Większość przypadków zespołu Retta jest spowodowana zmianą (zwaną także mutacją) pojedynczego genu. W 1999 roku naukowcy wspierani przez NICHD odkryli, że większość klasycznych przypadków zespołu Retta jest spowodowana mutacją w obrębie genu białka wiążącego metylocytozynę 2 (MECP2). Gen MECP2 znajduje się na chromosomie X..
Czy zespół Retta postępuje??
Zespół Retta to postępujące zaburzenie neurorozwojowe, które dotyka prawie wyłącznie kobiety. Tylko w rzadkich przypadkach dotyczy to samców. Niemowlęta z zespołem Retta zwykle rozwijają się normalnie przez około 7 do 18 miesięcy po urodzeniu.
Czy chłopiec może mieć zespół Retta?
Zespół Retta jest genetycznym zaburzeniem neurorozwojowym, które dotyka prawie wyłącznie kobiety i występuje bardzo rzadko u mężczyzn. Zespół Retta jest spowodowany mutacjami w genie MECP2 zlokalizowanym na chromosomie X..
Czy zespół Retta można wykryć w okresie prenatalnym?
Diagnostyka prenatalna zespołu Retta obejmuje badanie DNA w celu ustalenia, czy rozwijający się płód ma mutację w genach MECP2, CDKL5 i FOXG1. Zespół Retta najczęściej występuje w wyniku mutacji de-novo, co oznacza, że wada nie jest dziedziczona po rodzicach, ale pojawia się spontanicznie.

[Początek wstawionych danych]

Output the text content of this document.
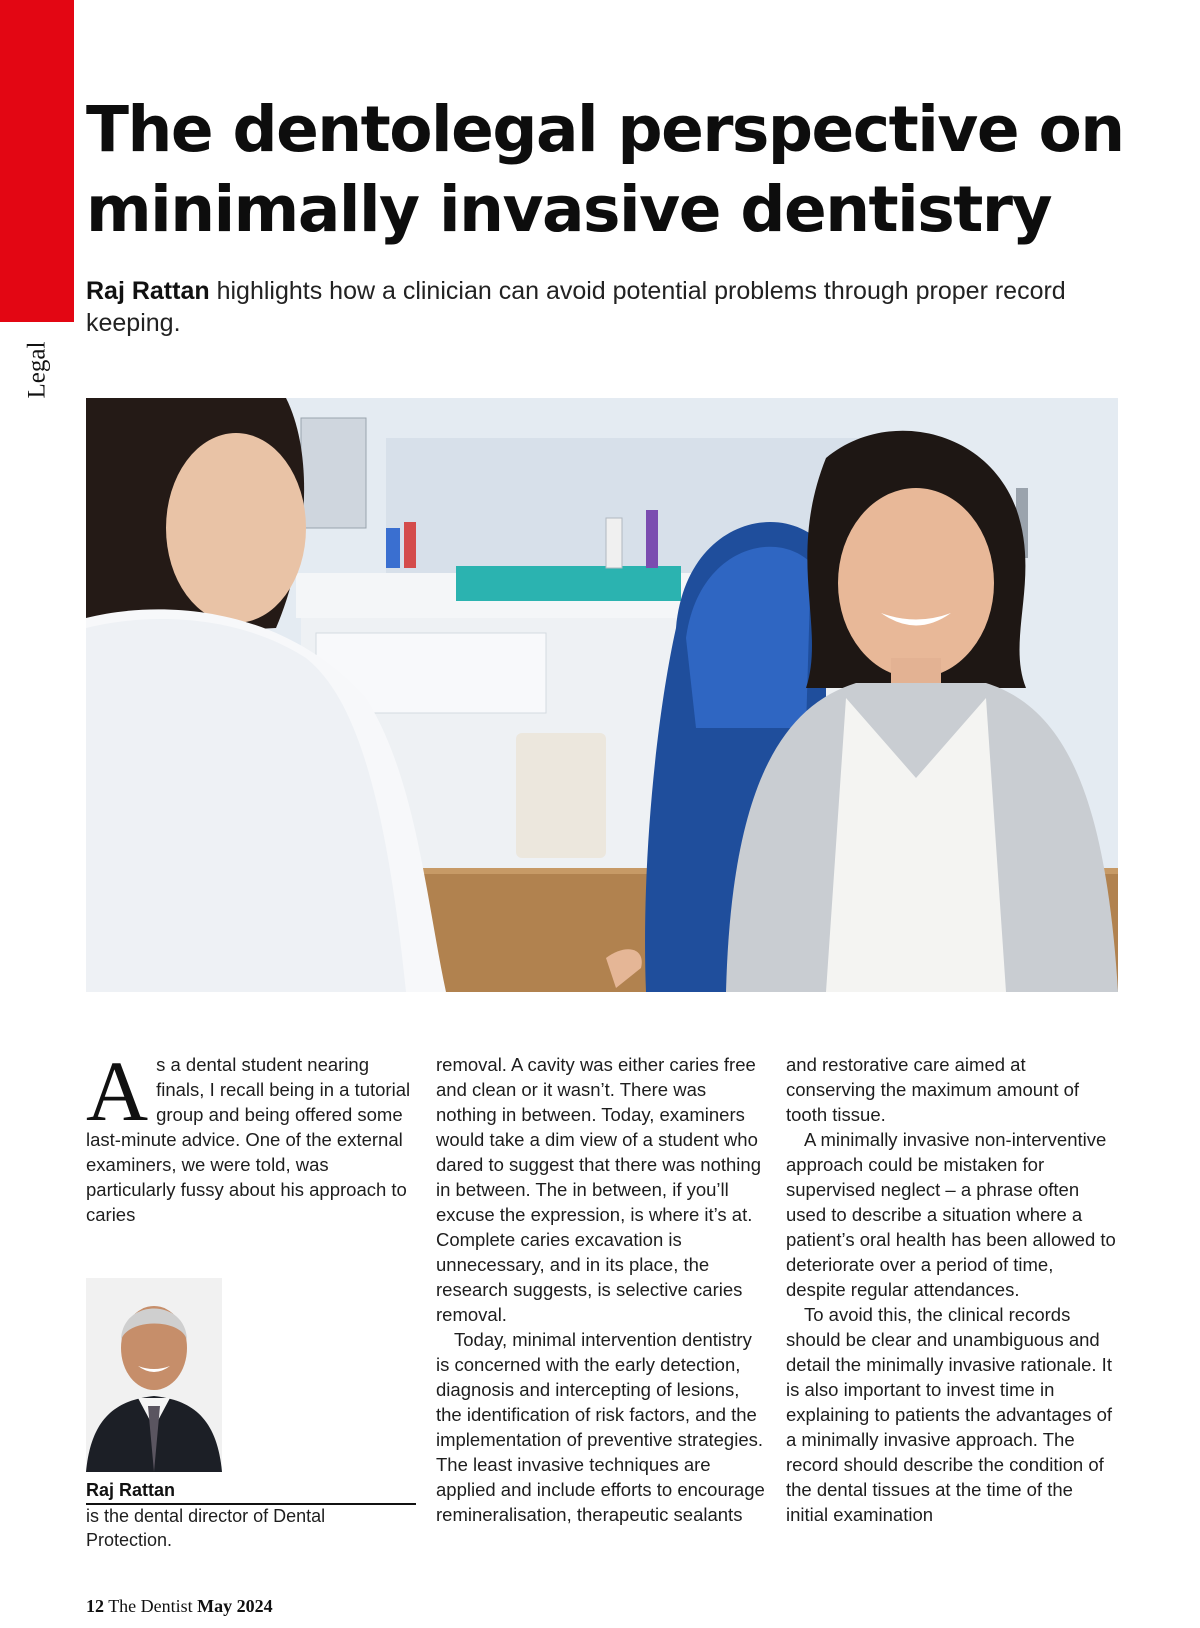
Legal
The dentolegal perspective on minimally invasive dentistry

Raj Rattan highlights how a clinician can avoid potential problems through proper record keeping.

A s a dental student nearing finals, I recall being in a tutorial group and being offered some last-minute advice. One of the external examiners, we were told, was particularly fussy about his approach to caries

removal. A cavity was either caries free and clean or it wasn’t. There was nothing in between. Today, examiners would take a dim view of a student who dared to suggest that there was nothing in between. The in between, if you’ll excuse the expression, is where it’s at. Complete caries excavation is unnecessary, and in its place, the research suggests, is selective caries removal.

Today, minimal intervention dentistry is concerned with the early detection, diagnosis and intercepting of lesions, the identification of risk factors, and the implementation of preventive strategies. The least invasive techniques are applied and include efforts to encourage remineralisation, therapeutic sealants

and restorative care aimed at conserving the maximum amount of tooth tissue.

A minimally invasive non-interventive approach could be mistaken for supervised neglect – a phrase often used to describe a situation where a patient’s oral health has been allowed to deteriorate over a period of time, despite regular attendances.

To avoid this, the clinical records should be clear and unambiguous and detail the minimally invasive rationale. It is also important to invest time in explaining to patients the advantages of a minimally invasive approach. The record should describe the condition of the dental tissues at the time of the initial examination

Raj Rattan

is the dental director of Dental Protection.

12 The Dentist May 2024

Na jaką część ciała wpływa zespół Retta?
Zespół Retta to ciężka choroba układu nerwowego. Występuje prawie tylko u kobiet i wpływa na wszystkie ruchy ciała. Zespół Retta może powodować problemy z mową (takie jak niemożność nauki mówienia lub utrata mowy), trudności w chodzeniu lub utratę zdolności chodzenia oraz utratę celowego używania rąk.